Building personal relationships can only bolster that identity, he added.

“You’re building these friendships at these little group meetings,” Jensen said. “It’s very personal, and I think people right now are going back to the personal.”

Jensen never fails to tout customer service in downtown Rogers, but he said Townzen and Romeo – he also mentioned the new G.I. Guns & Ammo – can add entertainment value to the overall experience.

“It’s really nothing more than being friendly,” Jensen said.

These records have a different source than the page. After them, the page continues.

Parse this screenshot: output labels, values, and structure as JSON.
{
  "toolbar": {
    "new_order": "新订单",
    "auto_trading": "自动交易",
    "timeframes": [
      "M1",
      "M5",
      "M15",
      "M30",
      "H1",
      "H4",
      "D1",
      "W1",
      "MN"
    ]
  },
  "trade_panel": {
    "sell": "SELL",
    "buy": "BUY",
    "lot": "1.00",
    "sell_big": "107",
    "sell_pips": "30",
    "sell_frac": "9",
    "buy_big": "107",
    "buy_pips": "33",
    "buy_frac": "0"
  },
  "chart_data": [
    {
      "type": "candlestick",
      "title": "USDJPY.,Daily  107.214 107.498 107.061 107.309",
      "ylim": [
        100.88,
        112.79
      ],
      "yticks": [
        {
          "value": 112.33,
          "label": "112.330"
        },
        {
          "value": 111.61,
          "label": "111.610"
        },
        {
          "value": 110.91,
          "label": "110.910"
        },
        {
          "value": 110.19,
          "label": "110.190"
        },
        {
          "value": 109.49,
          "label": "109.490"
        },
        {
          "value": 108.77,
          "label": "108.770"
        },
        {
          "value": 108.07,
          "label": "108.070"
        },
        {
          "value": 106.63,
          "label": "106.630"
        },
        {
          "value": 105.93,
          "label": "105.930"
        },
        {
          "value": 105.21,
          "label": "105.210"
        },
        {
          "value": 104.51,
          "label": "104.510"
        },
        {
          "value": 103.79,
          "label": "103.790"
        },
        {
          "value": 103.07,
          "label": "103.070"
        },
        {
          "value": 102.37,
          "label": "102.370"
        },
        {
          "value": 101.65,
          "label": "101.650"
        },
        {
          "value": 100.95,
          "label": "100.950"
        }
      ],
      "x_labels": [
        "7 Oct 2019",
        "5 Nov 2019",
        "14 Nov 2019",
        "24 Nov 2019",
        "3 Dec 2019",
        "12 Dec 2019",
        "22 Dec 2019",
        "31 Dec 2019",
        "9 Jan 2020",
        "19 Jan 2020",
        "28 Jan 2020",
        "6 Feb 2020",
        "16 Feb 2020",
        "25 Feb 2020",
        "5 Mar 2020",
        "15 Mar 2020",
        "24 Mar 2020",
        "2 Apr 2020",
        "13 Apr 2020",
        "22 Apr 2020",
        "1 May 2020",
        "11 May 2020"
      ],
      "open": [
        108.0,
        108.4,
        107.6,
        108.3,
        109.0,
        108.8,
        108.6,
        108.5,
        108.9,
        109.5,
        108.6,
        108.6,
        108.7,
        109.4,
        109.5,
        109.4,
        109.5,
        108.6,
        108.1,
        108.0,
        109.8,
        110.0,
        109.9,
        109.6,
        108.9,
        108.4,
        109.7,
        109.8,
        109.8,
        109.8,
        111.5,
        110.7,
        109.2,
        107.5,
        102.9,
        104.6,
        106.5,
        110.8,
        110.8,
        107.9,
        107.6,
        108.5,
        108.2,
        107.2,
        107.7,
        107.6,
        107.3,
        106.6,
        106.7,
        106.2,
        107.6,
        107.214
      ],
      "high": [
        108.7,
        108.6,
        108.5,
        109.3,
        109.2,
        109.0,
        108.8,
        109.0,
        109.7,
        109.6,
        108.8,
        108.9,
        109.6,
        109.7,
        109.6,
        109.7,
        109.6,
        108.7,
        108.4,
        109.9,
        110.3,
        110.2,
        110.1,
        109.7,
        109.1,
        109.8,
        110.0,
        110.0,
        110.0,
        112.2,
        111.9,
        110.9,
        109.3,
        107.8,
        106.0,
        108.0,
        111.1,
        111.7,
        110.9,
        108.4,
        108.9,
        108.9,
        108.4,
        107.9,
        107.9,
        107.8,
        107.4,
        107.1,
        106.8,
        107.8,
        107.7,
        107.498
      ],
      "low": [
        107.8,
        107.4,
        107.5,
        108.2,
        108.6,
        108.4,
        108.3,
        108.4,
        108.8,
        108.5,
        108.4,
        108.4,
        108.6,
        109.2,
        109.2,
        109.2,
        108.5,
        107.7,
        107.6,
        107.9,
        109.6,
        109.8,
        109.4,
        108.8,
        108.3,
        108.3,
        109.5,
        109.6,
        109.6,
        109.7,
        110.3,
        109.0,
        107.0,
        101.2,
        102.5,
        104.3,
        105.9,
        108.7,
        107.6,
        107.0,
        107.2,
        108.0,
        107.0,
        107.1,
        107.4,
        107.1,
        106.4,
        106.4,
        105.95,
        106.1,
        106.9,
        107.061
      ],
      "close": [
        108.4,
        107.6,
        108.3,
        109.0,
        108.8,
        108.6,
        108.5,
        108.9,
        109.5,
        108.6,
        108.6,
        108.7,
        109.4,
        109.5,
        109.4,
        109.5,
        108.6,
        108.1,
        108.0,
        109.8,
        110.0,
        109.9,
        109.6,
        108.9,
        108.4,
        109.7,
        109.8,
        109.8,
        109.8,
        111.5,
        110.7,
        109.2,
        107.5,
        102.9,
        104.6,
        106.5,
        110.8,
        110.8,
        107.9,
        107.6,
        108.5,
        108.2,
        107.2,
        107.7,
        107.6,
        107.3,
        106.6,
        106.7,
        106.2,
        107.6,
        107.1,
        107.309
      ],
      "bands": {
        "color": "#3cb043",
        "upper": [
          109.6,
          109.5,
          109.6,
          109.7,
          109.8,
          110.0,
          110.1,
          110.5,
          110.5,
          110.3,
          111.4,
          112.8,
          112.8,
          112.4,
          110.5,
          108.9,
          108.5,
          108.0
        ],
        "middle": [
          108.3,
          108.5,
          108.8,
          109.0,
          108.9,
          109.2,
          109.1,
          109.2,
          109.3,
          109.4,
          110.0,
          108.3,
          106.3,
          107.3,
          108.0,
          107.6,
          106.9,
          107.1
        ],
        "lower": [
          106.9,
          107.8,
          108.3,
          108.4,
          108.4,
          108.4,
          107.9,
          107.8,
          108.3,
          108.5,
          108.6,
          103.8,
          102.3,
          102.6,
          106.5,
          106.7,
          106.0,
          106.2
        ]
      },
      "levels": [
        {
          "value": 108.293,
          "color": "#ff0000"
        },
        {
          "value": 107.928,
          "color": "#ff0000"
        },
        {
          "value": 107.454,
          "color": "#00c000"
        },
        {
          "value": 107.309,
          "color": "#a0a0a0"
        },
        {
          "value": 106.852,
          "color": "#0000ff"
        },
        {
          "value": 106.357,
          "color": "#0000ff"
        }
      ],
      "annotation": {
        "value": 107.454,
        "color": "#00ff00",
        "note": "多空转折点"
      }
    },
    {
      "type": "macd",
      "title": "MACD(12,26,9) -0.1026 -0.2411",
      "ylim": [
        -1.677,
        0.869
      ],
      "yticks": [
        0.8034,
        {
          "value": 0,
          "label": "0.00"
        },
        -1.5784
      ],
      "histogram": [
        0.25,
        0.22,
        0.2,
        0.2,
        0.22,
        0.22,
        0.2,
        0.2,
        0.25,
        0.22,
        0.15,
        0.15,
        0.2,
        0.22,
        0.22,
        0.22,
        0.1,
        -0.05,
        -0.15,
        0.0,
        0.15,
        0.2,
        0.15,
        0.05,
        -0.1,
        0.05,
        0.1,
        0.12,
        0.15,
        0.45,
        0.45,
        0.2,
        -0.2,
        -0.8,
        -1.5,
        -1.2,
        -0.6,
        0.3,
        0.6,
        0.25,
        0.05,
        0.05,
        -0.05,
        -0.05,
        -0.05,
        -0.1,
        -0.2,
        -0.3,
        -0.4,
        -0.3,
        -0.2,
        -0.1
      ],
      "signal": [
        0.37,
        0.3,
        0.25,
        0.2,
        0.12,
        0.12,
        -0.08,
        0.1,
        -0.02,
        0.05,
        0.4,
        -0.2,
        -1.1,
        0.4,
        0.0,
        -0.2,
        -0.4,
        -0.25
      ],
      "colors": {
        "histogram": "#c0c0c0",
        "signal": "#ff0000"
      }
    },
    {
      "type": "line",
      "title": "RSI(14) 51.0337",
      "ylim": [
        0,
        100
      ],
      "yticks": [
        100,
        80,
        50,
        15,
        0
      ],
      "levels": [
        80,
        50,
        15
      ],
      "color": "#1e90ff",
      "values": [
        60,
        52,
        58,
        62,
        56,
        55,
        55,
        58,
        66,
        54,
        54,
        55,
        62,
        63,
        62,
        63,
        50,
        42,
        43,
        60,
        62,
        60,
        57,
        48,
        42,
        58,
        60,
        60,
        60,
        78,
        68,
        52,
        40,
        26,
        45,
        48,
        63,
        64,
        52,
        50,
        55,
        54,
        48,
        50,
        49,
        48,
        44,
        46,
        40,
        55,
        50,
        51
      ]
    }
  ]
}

Ron Garratt, the co-owner of G.I. Guns & Ammo, said his goal was to create a place to hang out, but he hasn’t quite gotten there, mostly because he hasn’t brought in any seats. But he already has people standing around, telling their gun stories, cop stories, hunting stories, fishing stories – all in the name of a good story.

“Even if you don’t know one, you can make one of those up,” Garratt said.

The social time has brought him closer to his customers, creating a camaraderie, but it’s been difficult to get some of them to slow down, he said.

“They just don’t seem to have the time they used to,” Garratt said.

Romeo would like to see the hangout qualities of downtown grow until it becomes a roaming social circle.

“It used to be bar hopping,” Romeo said as he and Andrew Hyatt lit their pipes.

“Shop hop,” Hyatt suggested.

While Jensen and Romeo said certain business types lend themselves to be social hangouts, Townzen felt there could be universal appeal, as long as the business owner is willing to foster such an atmosphere.

“You have to encourage it,” Townzen said. “I don’t know that it’s limited to any type of business.”

Townzen drew from his past, especially from his childhood, to develop the style that makes him an attraction in downtown Rogers.

“My mother’s never met a stranger in her life,” he said.

With that little bit of effort and a willingness to include anyone who walks into his shop in the general discussion, Townzen has turned his business into something like those he remembers from his younger days.

“The same people telling the same lies,” he said. “Excuse me, the same stories.”